In paragraph 2, there was a list of
certain circumstances in which the buyer became entitled to a
refund of sums in respect of instalments. The refund guarantor
argued that the reference in paragraph 3 to ‘such sums’ was
obviously a reference to the sums described in paragraph 2,
otherwise paragraph 2 was redundant and might as well have been
deleted entirely from the text of the refund guarantee.

The English courts are usually
reluctant to conclude that the parties have included redundant text
in a contract. The Court of Appeal (by a majority) had accepted the
refund guarantor’s argument on this point and, accordingly, held in
favour of the refund guarantor.

In the Supreme Court, the buyer
maintained the argument it had presented in the lower courts,
namely that it was contrary to common sense to interpret the refund
guarantee in such a way that the guarantor had no liability to
refund instalments following the making of the rehab order in
respect of the builder.

The Supreme Court regarded that
argument as decisive, stating: “In the absence of paragraph [2] there would be no doubt that the reference to ‘such sums’ was a
reference to the ‘pre-delivery instalments’ at the beginning of
paragraph [3].

“That makes perfect sense because
one would naturally expect the parties to agree [and the Buyers’
financiers to insist] that, in the event, for example, of the
insolvency of the Builders, the Buyers should have security for the
repayment of the pre-
delivery instalments which they had paid.”



The Kookmin Bank case highlights
some of the risks inherent in shipbuilding contracts.

For lenders, pre-delivery finance
is widely regarded as more risky than ship mortgage finance. In the
context of pre-delivery finance, a primary
concern of the lender is to have (usually by way of an assignment
from the buyer) the benefit of a reliable refund guarantee.

However, refund guarantees do not
impose liability upon the guarantor at all times and in all
circumstances. Building contracts invariably give the buyer a right
to be repaid instalments in certain circumstances.

These circumstances are usually
those in which the building contract is at an end – for example
through rescission, or as a result of delay on the part of the
builder, or because the hull has become a total loss.

A guarantor usually has no
liability unless and until the building contract is permanently at
an end.

But insolvency on the part of the
builder is usually not
an event which automatically terminates a building contract and
there are good reasons why that is the case. There are different
kinds of insolvency procedures, ranging from liquidation, to
administration, and to corporate restructurings conducted under
court supervision.

When a builder becomes insolvent,
the insolvency officer may regard the building contract as a
valuable asset of the insolvent company and may wish to complete
the ship and deliver it to the buyer.

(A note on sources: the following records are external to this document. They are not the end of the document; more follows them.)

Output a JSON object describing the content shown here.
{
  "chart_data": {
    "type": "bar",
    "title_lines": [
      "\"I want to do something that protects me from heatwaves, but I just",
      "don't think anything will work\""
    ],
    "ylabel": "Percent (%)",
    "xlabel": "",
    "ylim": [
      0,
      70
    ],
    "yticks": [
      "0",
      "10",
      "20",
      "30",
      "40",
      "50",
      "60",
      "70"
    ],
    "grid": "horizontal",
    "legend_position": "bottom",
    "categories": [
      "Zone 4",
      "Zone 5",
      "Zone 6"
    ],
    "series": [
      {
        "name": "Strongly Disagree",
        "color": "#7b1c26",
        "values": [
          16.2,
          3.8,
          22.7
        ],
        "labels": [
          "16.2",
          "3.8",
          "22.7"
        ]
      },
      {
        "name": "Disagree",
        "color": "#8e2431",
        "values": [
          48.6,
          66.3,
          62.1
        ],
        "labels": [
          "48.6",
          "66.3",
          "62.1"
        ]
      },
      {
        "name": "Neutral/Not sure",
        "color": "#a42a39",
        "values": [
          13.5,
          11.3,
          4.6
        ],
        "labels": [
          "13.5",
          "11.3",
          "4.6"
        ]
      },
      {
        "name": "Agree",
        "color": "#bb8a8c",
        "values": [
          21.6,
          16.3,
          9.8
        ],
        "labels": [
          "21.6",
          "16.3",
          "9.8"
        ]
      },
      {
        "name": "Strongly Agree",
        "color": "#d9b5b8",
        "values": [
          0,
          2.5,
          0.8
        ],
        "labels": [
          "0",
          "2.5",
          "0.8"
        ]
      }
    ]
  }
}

In such circumstances, there
is no need for insolvency to have the effect of terminating the
building contract.

The buyer’s position is not
adversely affected, because the buyer remains entitled to rely upon
its right to terminate the building contract if the ship is not
properly completed and delivered by the cancelling date.

If the insolvency officer completes
the ship successfully and in time, the buyer will have lost nothing
as a result of the insolvency. If the ship is not completed, the
buyer may terminate the contract and recover instalments from the
refund guarantor.



  • The outcome of the dispute
    depended upon its precise facts and upon the Supreme Court’s
    interpretation of the ambiguous drafting of the refund
  • In order to resolve an
    undoubted ambiguity in the drafting of the refund guarantee, the
    Supreme Court was influenced by its view of what was a commercially
    sensible outcome.
  • There is no substitute for
    careful and accurate drafting of legal documents; if the documents
    are ambiguous, the parties must submit to the outcome of legal
  • The judgment created no new
    law; well-established principles of contractual interpretation were
    applied, although the Supreme Court emphasised that the courts are
    entitled to apply a purposive interpretation in circumstances where
    the contract is ambiguous.
  • Kookmin Bank has no adverse
    significance in relation either to the Korean shipbuilding market,
    or to the reliability of Korean refund guarantors.